Nor’dzin begins Relaxing into Meditation with relaxation and breathing techniques specifically aimed at creating relaxation of the body and calmness of mind before embarking on a description of meditation practices which may be more demanding. As she believes that it is preferable to have obtained some relief from pain before beginning meditation, she starts the book with relaxation techniques to allow us to arrive at a starting point for meditation. She advocates using an aural guided narration to facilitate one’s progress through the various exercises that she describes.
Nor’dzin’s teaching background is clearly evident throughout the text in the systematic and logical way in which she presents her material. Each chapter starts with a description of the meditation group performing the activity which she then goes on to describe. Before explaining how to practice the technique, she discusses the importance and relevance of doing so. Nor’dzin also advises one on how to cope with any difficulties that one encounters with the exercise. Her years of experience with teaching others in small group settings, as well as individually, have enabled her to gain insight into what difficulties these might be, and she has evolved ways of dealing with any such problems, which she shares with us, her readers. Although she writes about a subject that others have been prone to mystify and deliberately, it often seems, obscure, she writes in such an accessible and approachable way that you are drawn to listen avidly to what she has to say. She is, in fact, overwhelmingly kind and gentle in her approach, so that, no matter your age or background, you are likely to be comforted and inspired by her work.

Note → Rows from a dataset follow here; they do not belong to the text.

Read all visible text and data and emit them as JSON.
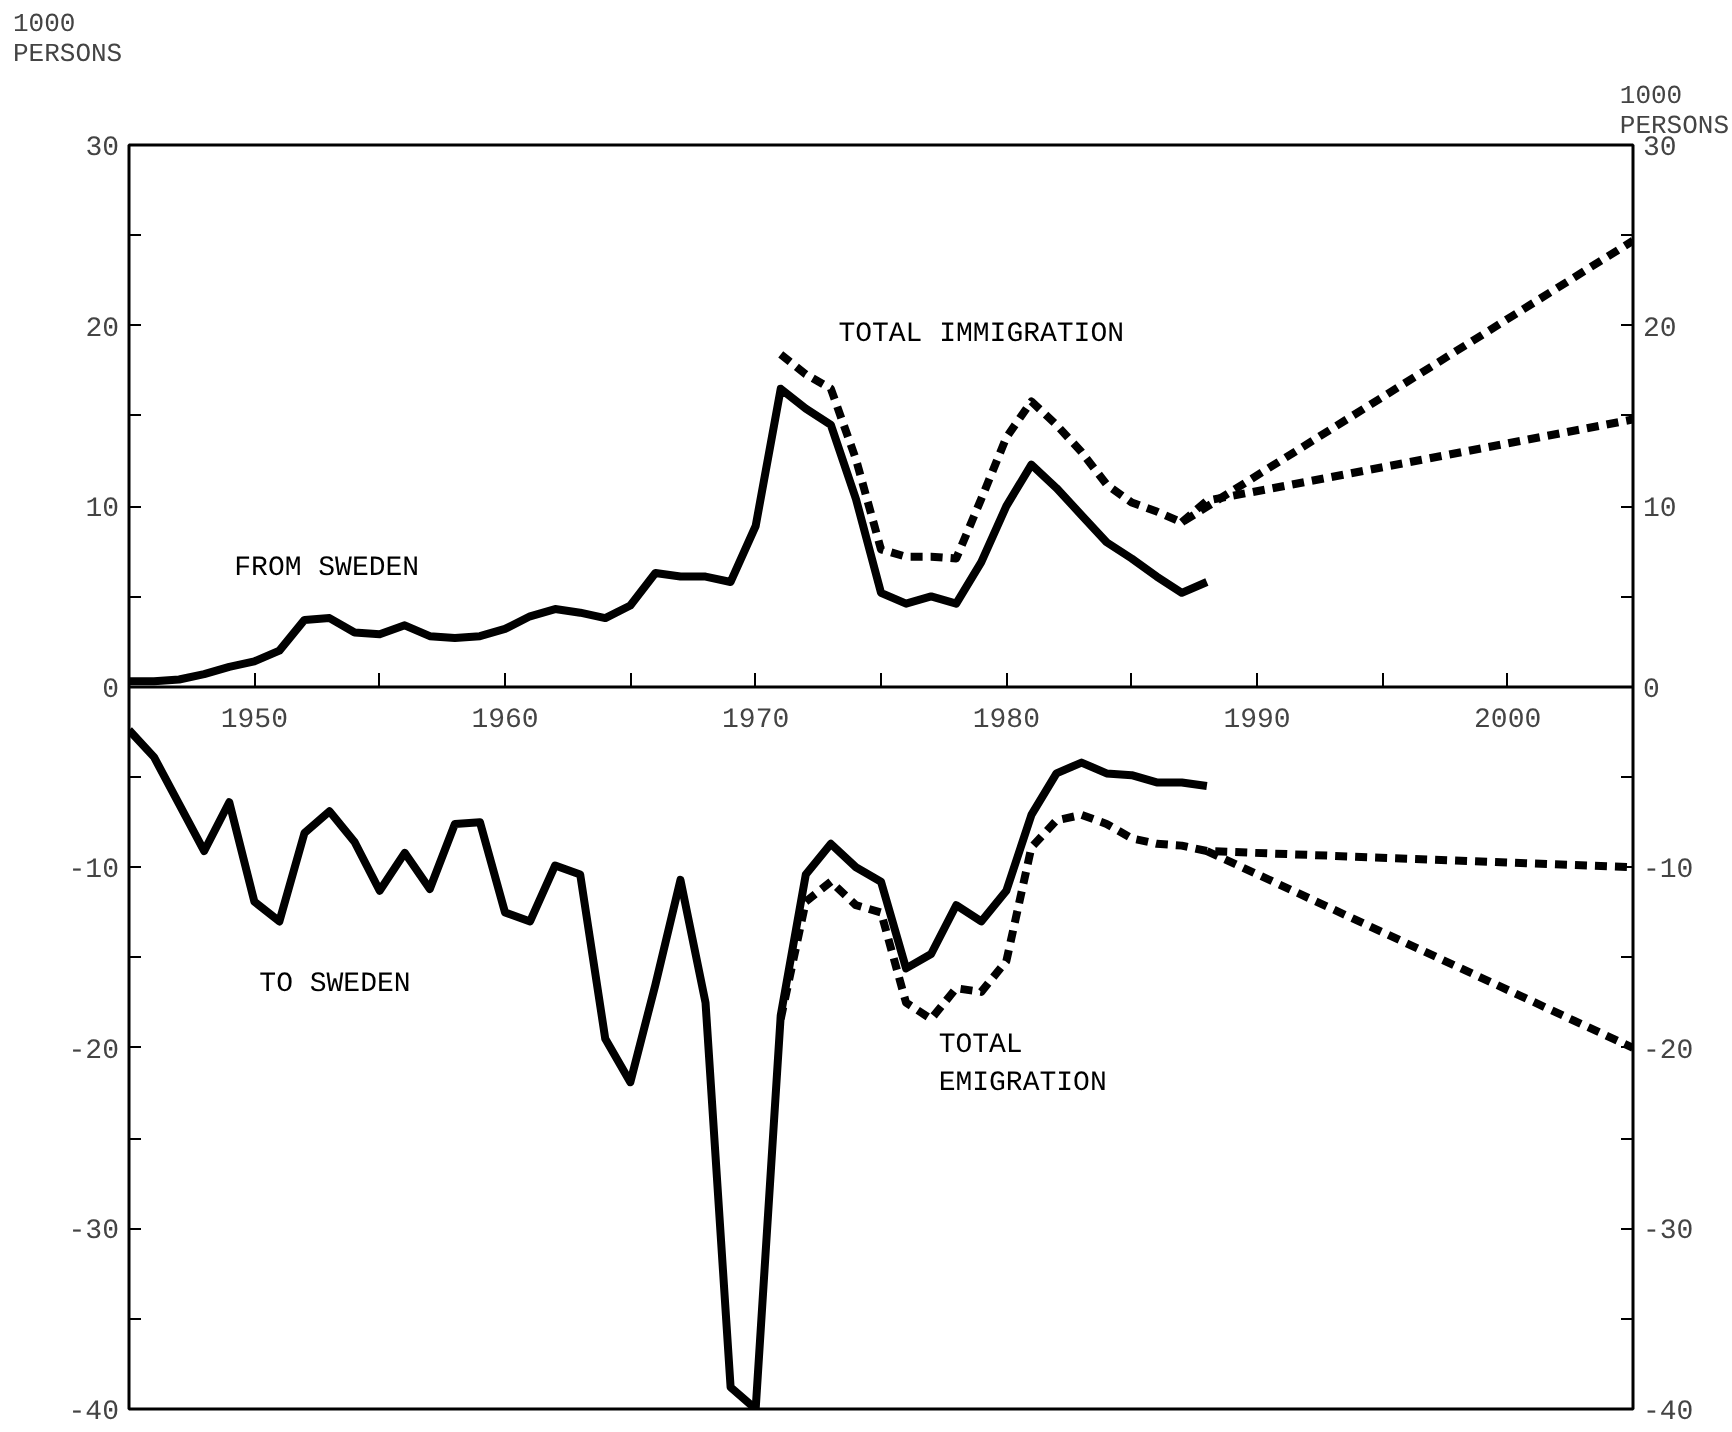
{
  "chart_data": {
    "type": "line",
    "ylabel": "1000\nPERSONS",
    "y2label": "1000\nPERSONS",
    "xlim": [
      1945,
      2005
    ],
    "xticks": [
      {
        "value": 1950,
        "label": "1950"
      },
      {
        "value": 1955,
        "label": null
      },
      {
        "value": 1960,
        "label": "1960"
      },
      {
        "value": 1965,
        "label": null
      },
      {
        "value": 1970,
        "label": "1970"
      },
      {
        "value": 1975,
        "label": null
      },
      {
        "value": 1980,
        "label": "1980"
      },
      {
        "value": 1985,
        "label": null
      },
      {
        "value": 1990,
        "label": "1990"
      },
      {
        "value": 1995,
        "label": null
      },
      {
        "value": 2000,
        "label": "2000"
      }
    ],
    "ylim": [
      -40,
      30
    ],
    "yticks": [
      -40,
      {
        "value": -35,
        "label": null
      },
      -30,
      {
        "value": -25,
        "label": null
      },
      -20,
      {
        "value": -15,
        "label": null
      },
      -10,
      {
        "value": -5,
        "label": null
      },
      0,
      {
        "value": 5,
        "label": null
      },
      10,
      {
        "value": 15,
        "label": null
      },
      20,
      {
        "value": 25,
        "label": null
      },
      30
    ],
    "y2lim": [
      -40,
      30
    ],
    "y2ticks": [
      -40,
      {
        "value": -35,
        "label": null
      },
      -30,
      {
        "value": -25,
        "label": null
      },
      -20,
      {
        "value": -15,
        "label": null
      },
      -10,
      {
        "value": -5,
        "label": null
      },
      0,
      {
        "value": 5,
        "label": null
      },
      10,
      {
        "value": 15,
        "label": null
      },
      20,
      {
        "value": 25,
        "label": null
      },
      30
    ],
    "grid": false,
    "series": [
      {
        "name": "FROM SWEDEN",
        "color": "#000000",
        "line_style": "solid",
        "x": [
          1945,
          1946,
          1947,
          1948,
          1949,
          1950,
          1951,
          1952,
          1953,
          1954,
          1955,
          1956,
          1957,
          1958,
          1959,
          1960,
          1961,
          1962,
          1963,
          1964,
          1965,
          1966,
          1967,
          1968,
          1969,
          1970,
          1971,
          1972,
          1973,
          1974,
          1975,
          1976,
          1977,
          1978,
          1979,
          1980,
          1981,
          1982,
          1983,
          1984,
          1985,
          1986,
          1987,
          1988
        ],
        "values": [
          0.3,
          0.3,
          0.4,
          0.7,
          1.1,
          1.4,
          2.0,
          3.7,
          3.8,
          3.0,
          2.9,
          3.4,
          2.8,
          2.7,
          2.8,
          3.2,
          3.9,
          4.3,
          4.1,
          3.8,
          4.5,
          6.3,
          6.1,
          6.1,
          5.8,
          8.9,
          16.5,
          15.4,
          14.5,
          10.4,
          5.2,
          4.6,
          5.0,
          4.6,
          6.9,
          10.0,
          12.3,
          11.0,
          9.5,
          8.0,
          7.1,
          6.1,
          5.2,
          5.8
        ]
      },
      {
        "name": "TOTAL IMMIGRATION",
        "color": "#000000",
        "line_style": "dashed",
        "x": [
          1971,
          1972,
          1973,
          1974,
          1975,
          1976,
          1977,
          1978,
          1979,
          1980,
          1981,
          1982,
          1983,
          1984,
          1985,
          1986,
          1987,
          2005
        ],
        "values": [
          18.4,
          17.3,
          16.5,
          12.6,
          7.6,
          7.2,
          7.2,
          7.1,
          10.4,
          13.8,
          15.8,
          14.5,
          13.0,
          11.2,
          10.2,
          9.7,
          9.1,
          24.7
        ]
      },
      {
        "color": "#000000",
        "line_style": "dashed",
        "x": [
          1987,
          1988,
          2005
        ],
        "values": [
          9.1,
          10.3,
          14.8
        ]
      },
      {
        "name": "TO SWEDEN",
        "color": "#000000",
        "line_style": "solid",
        "x": [
          1945,
          1946,
          1947,
          1948,
          1949,
          1950,
          1951,
          1952,
          1953,
          1954,
          1955,
          1956,
          1957,
          1958,
          1959,
          1960,
          1961,
          1962,
          1963,
          1964,
          1965,
          1966,
          1967,
          1968,
          1969,
          1970,
          1971,
          1972,
          1973,
          1974,
          1975,
          1976,
          1977,
          1978,
          1979,
          1980,
          1981,
          1982,
          1983,
          1984,
          1985,
          1986,
          1987,
          1988
        ],
        "values": [
          -2.4,
          -3.9,
          -6.5,
          -9.1,
          -6.4,
          -11.9,
          -13.0,
          -8.1,
          -6.9,
          -8.6,
          -11.3,
          -9.2,
          -11.2,
          -7.6,
          -7.5,
          -12.5,
          -13.0,
          -9.9,
          -10.4,
          -19.5,
          -21.9,
          -16.5,
          -10.7,
          -17.5,
          -38.8,
          -40.0,
          -18.2,
          -10.4,
          -8.7,
          -10.0,
          -10.8,
          -15.6,
          -14.8,
          -12.1,
          -13.0,
          -11.3,
          -7.1,
          -4.8,
          -4.2,
          -4.8,
          -4.9,
          -5.3,
          -5.3,
          -5.5
        ]
      },
      {
        "name": "TOTAL\nEMIGRATION",
        "color": "#000000",
        "line_style": "dashed",
        "x": [
          1971,
          1972,
          1973,
          1974,
          1975,
          1976,
          1977,
          1978,
          1979,
          1980,
          1981,
          1982,
          1983,
          1984,
          1985,
          1986,
          1987,
          1988,
          2005
        ],
        "values": [
          -18.4,
          -11.9,
          -10.8,
          -12.1,
          -12.5,
          -17.5,
          -18.4,
          -16.7,
          -16.9,
          -15.2,
          -8.9,
          -7.4,
          -7.1,
          -7.6,
          -8.4,
          -8.7,
          -8.8,
          -9.1,
          -10.0
        ]
      },
      {
        "color": "#000000",
        "line_style": "dashed",
        "x": [
          1988,
          2005
        ],
        "values": [
          -9.1,
          -20.0
        ]
      }
    ]
  }
}
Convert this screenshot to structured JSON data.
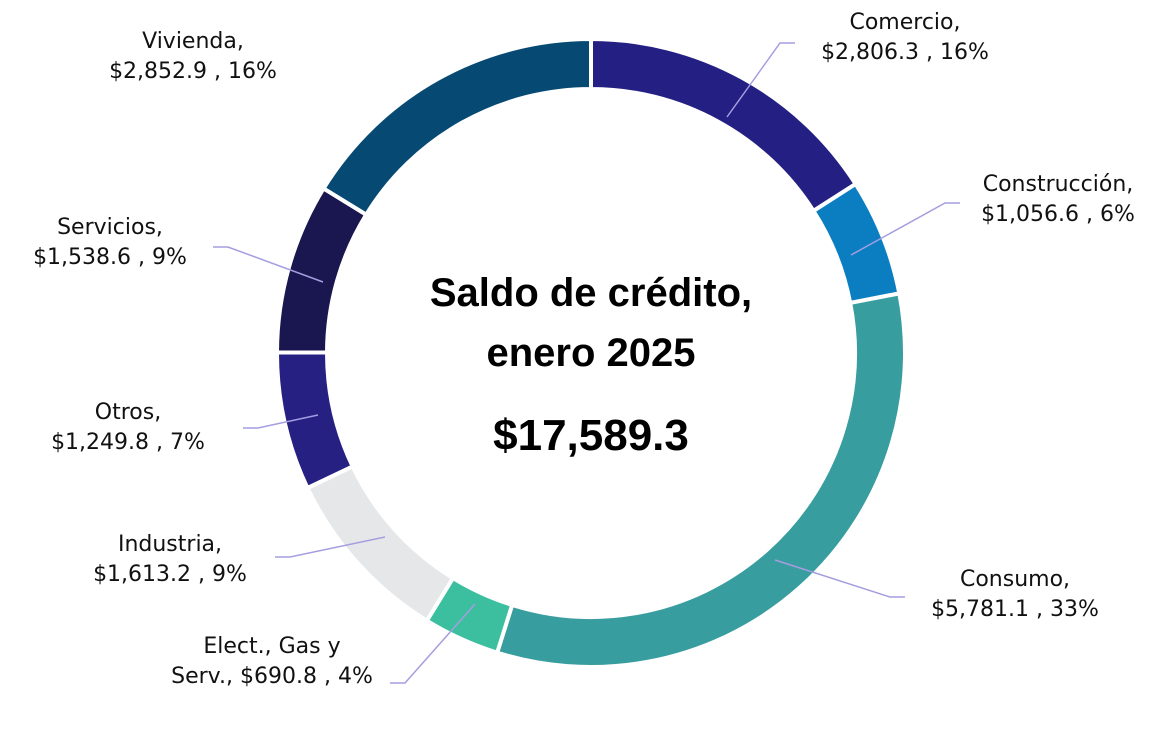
{
  "chart_data": {
    "type": "donut",
    "center_title": [
      "Saldo de crédito,",
      "enero 2025"
    ],
    "total": {
      "value": 17589.3,
      "label": "$17,589.3"
    },
    "categories": [
      "Comercio,",
      "Construcción,",
      "Consumo,",
      "Elect., Gas y Serv.,",
      "Industria,",
      "Otros,",
      "Servicios,",
      "Vivienda,"
    ],
    "values": [
      2806.3,
      1056.6,
      5781.1,
      690.8,
      1613.2,
      1249.8,
      1538.6,
      2852.9
    ],
    "value_labels": [
      "$2,806.3 , 16%",
      "$1,056.6 , 6%",
      "$5,781.1 , 33%",
      "$690.8 , 4%",
      "$1,613.2 , 9%",
      "$1,249.8 , 7%",
      "$1,538.6 , 9%",
      "$2,852.9 , 16%"
    ],
    "colors": [
      "#241f82",
      "#0b7ec2",
      "#389d9f",
      "#3bbf9e",
      "#e6e7e9",
      "#262083",
      "#1a1650",
      "#064a73"
    ]
  }
}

Relaxing into Meditation is well illustrated with line drawings throughout, and ends with a glossary, which expands on some of the more unusual terms to be found in the text, though such terms are relatively few, and an easy-to-read index. As someone who is only now, in her mid-fifties, starting to become more aware of how to treat herself and her own body with kindness, I can definitely recommend the timely wisdom of this book. No matter your age, do consider acquiring a copy for yourself–it should be well worth it.